Questa semplice consapevolezza, per quanto apparentemente ovvia, è in netto contrasto con una tendenza che ci vorrebbe, forti, vincenti, immortali. Mindfulness e vulnerabilità sono legate tra loro in modo indissolubile. La vulnerabilità è sia la causa che il risultato della pratica della mindfulness. Iniziamo a meditare perché ci sentiamo fragili, stanchi, stressati, feriti, soli. E nell’invito che ci viene dato a stare con quello che c’è, a prestare attenzione al momento presente senza modificarlo, impariamo a riconoscere paura, sofferenza, inadeguatezza come una parte  di noi da comprendere e accogliere. Si dice che la pratica sia simile a una relazione amorosa. Allora, esattamente come facciamo con la persona che amiamo, sentiamo che per amarci pienamente, non possiamo lasciare fuori nessuna parte di noi. 

E quando iniziamo a rivolgere l’attenzione alla nostra vulnerabilità come il tesoro più prezioso, scopriamo che legata alla vulnerabilità c’è la gentilezza, la compassione, il coraggio. La pratica cambia la relazione che abbiamo con noi stessi e ci accorgiamo che la nostra completezza come esseri umani dipende dalla possibilità di accogliere ogni emozione, ogni esperienza anche quelle che parlano di vulnerabilità 

Ricordo di avere sentito durante un ritiro la storia di un uomo che voleva rubare una campana e si copriva le orecchie in modo che nessuno potesse sentirla suonare. Una storia racconta la tendenza che abbiamo a nascondere il nostro dolore pensando che nessuno lo noterà. A volte lo nascondiamo a noi stessi e facciamo finta di niente. Quello che la pratica ci offre è la realizzazione che ciò che cerchiamo di nascondere è già esposto e desideroso di essere guardato con compassione e coraggio. 
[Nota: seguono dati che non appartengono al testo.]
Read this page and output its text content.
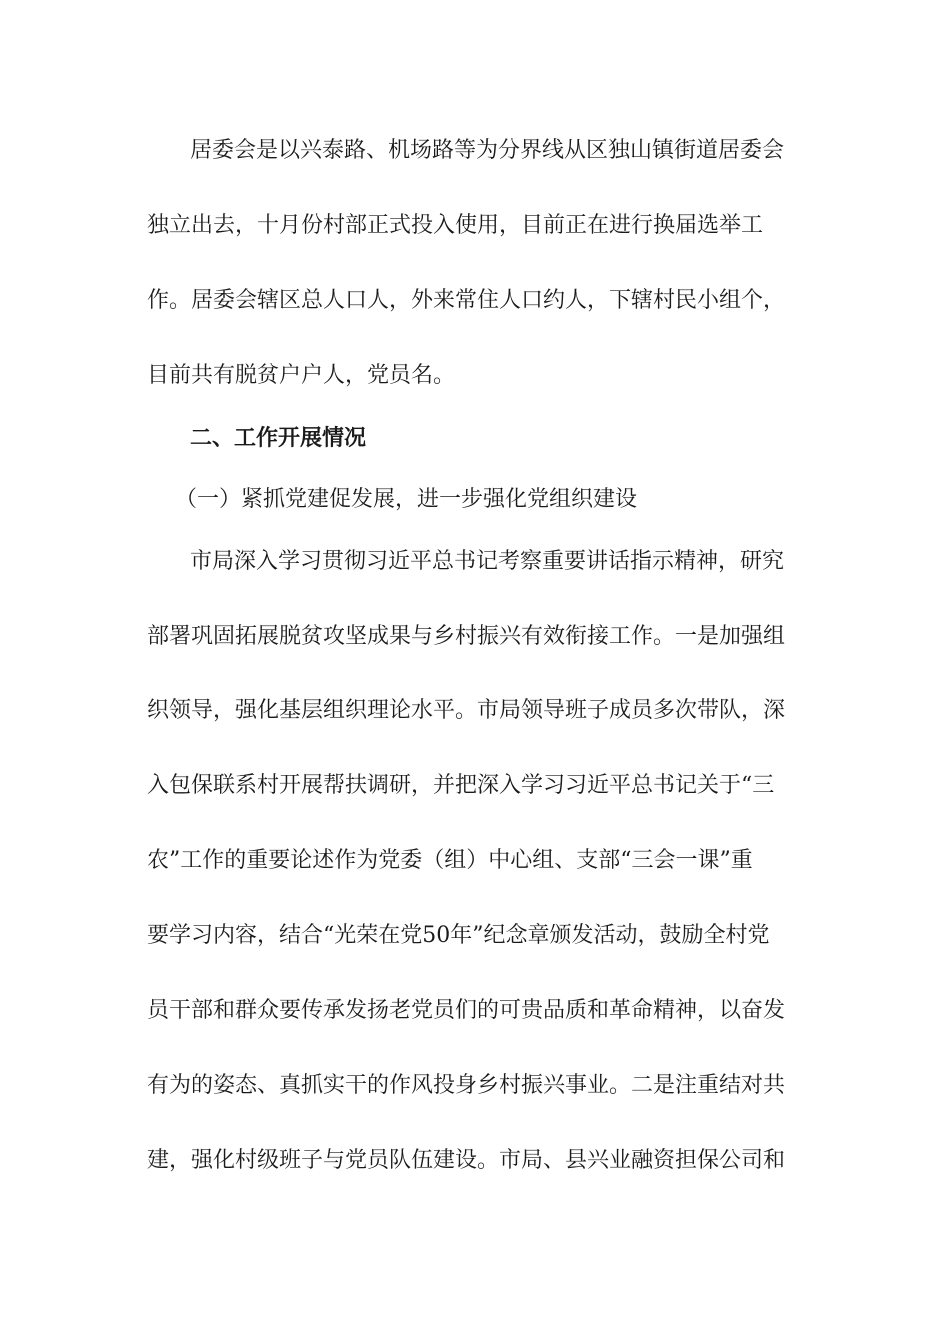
居委会是以兴泰路、机场路等为分界线从区独山镇街道居委会
独立出去，十月份村部正式投入使用，目前正在进行换届选举工
作。居委会辖区总人口人，外来常住人口约人，下辖村民小组个，
目前共有脱贫户户人，党员名。
二、工作开展情况
（一）紧抓党建促发展，进一步强化党组织建设
市局深入学习贯彻习近平总书记考察重要讲话指示精神，研究
部署巩固拓展脱贫攻坚成果与乡村振兴有效衔接工作。一是加强组
织领导，强化基层组织理论水平。市局领导班子成员多次带队，深
入包保联系村开展帮扶调研，并把深入学习习近平总书记关于“三
农”工作的重要论述作为党委（组）中心组、支部“三会一课”重
要学习内容，结合“光荣在党50年”纪念章颁发活动，鼓励全村党
员干部和群众要传承发扬老党员们的可贵品质和革命精神，以奋发
有为的姿态、真抓实干的作风投身乡村振兴事业。二是注重结对共
建，强化村级班子与党员队伍建设。市局、县兴业融资担保公司和
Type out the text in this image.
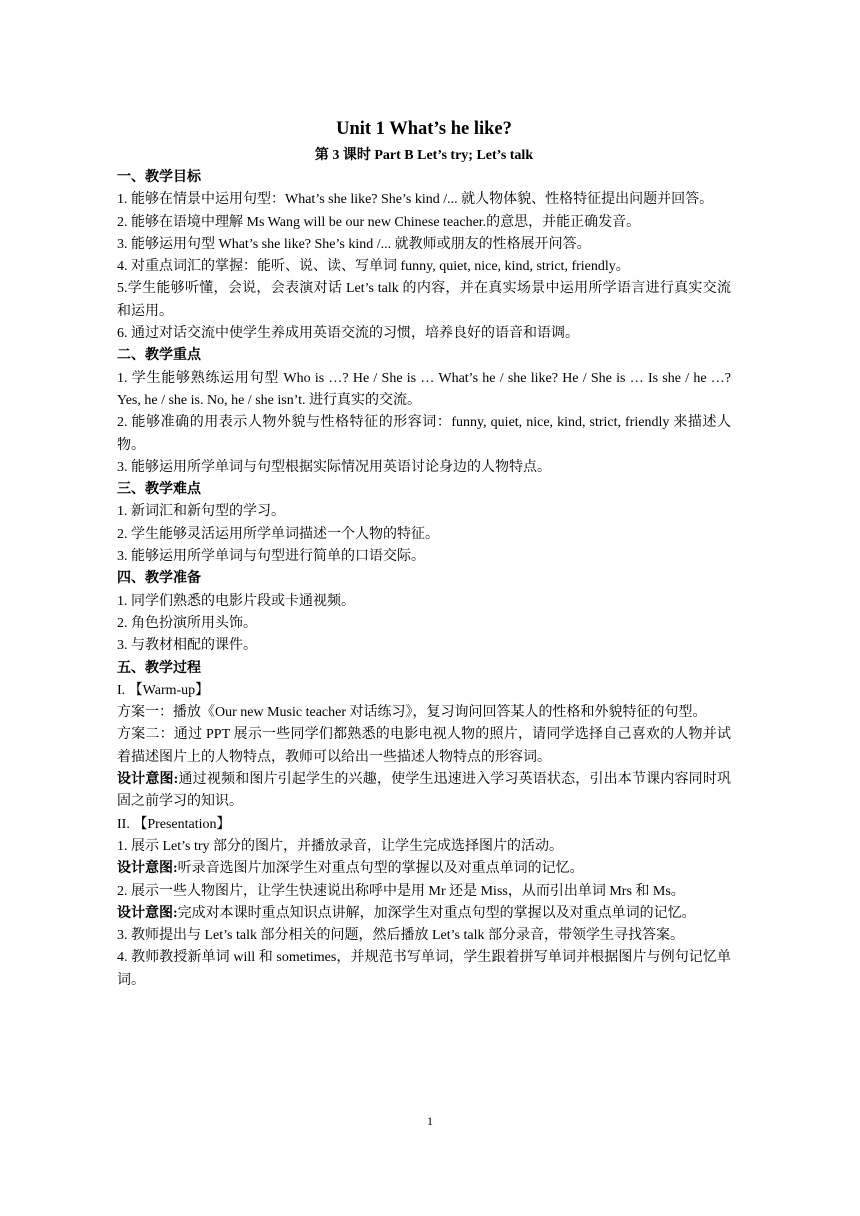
Unit 1 What’s he like?
第 3 课时 Part B Let’s try; Let’s talk
一、教学目标
1. 能够在情景中运用句型：What’s she like? She’s kind /... 就人物体貌、性格特征提出问题并回答。
2. 能够在语境中理解 Ms Wang will be our new Chinese teacher.的意思，并能正确发音。
3. 能够运用句型 What’s she like? She’s kind /... 就教师或朋友的性格展开问答。
4. 对重点词汇的掌握：能听、说、读、写单词 funny, quiet, nice, kind, strict, friendly。
5.学生能够听懂，会说，会表演对话 Let’s talk 的内容，并在真实场景中运用所学语言进行真实交流和运用。
6. 通过对话交流中使学生养成用英语交流的习惯，培养良好的语音和语调。
二、教学重点
1. 学生能够熟练运用句型 Who is …? He / She is … What’s he / she like? He / She is … Is she / he …? Yes, he / she is. No, he / she isn’t. 进行真实的交流。
2. 能够准确的用表示人物外貌与性格特征的形容词：funny, quiet, nice, kind, strict, friendly 来描述人物。
3. 能够运用所学单词与句型根据实际情况用英语讨论身边的人物特点。
三、教学难点
1. 新词汇和新句型的学习。
2. 学生能够灵活运用所学单词描述一个人物的特征。
3. 能够运用所学单词与句型进行简单的口语交际。
四、教学准备
1. 同学们熟悉的电影片段或卡通视频。
2. 角色扮演所用头饰。
3. 与教材相配的课件。
五、教学过程
I. 【Warm-up】
方案一：播放《Our new Music teacher 对话练习》，复习询问回答某人的性格和外貌特征的句型。
方案二：通过 PPT 展示一些同学们都熟悉的电影电视人物的照片，请同学选择自己喜欢的人物并试着描述图片上的人物特点，教师可以给出一些描述人物特点的形容词。
设计意图:通过视频和图片引起学生的兴趣，使学生迅速进入学习英语状态，引出本节课内容同时巩固之前学习的知识。
II. 【Presentation】
1. 展示 Let’s try 部分的图片，并播放录音，让学生完成选择图片的活动。
设计意图:听录音选图片加深学生对重点句型的掌握以及对重点单词的记忆。
2. 展示一些人物图片，让学生快速说出称呼中是用 Mr 还是 Miss，从而引出单词 Mrs 和 Ms。
设计意图:完成对本课时重点知识点讲解，加深学生对重点句型的掌握以及对重点单词的记忆。
3. 教师提出与 Let’s talk 部分相关的问题，然后播放 Let’s talk 部分录音，带领学生寻找答案。
4. 教师教授新单词 will 和 sometimes，并规范书写单词，学生跟着拼写单词并根据图片与例句记忆单词。
1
Insieme alla compassione e il coraggio, la vulnerabilità ci regala un sincero senso di gratitudine verso ciò che la vita ci offre, un senso di apprezzamento verso qualcosa che prima davamo per scontato ma che davanti all’imprevedibilità della vita diventa un motivo di sincera gioia. Lo descrive bene la poesia “Yes” di William Stafford che racconta come nell’arrenderci alla vulnerabilità della vita, sorge un senso di meraviglia verso la vita stessa nelle sue manifestazioni apparentemente più scontate.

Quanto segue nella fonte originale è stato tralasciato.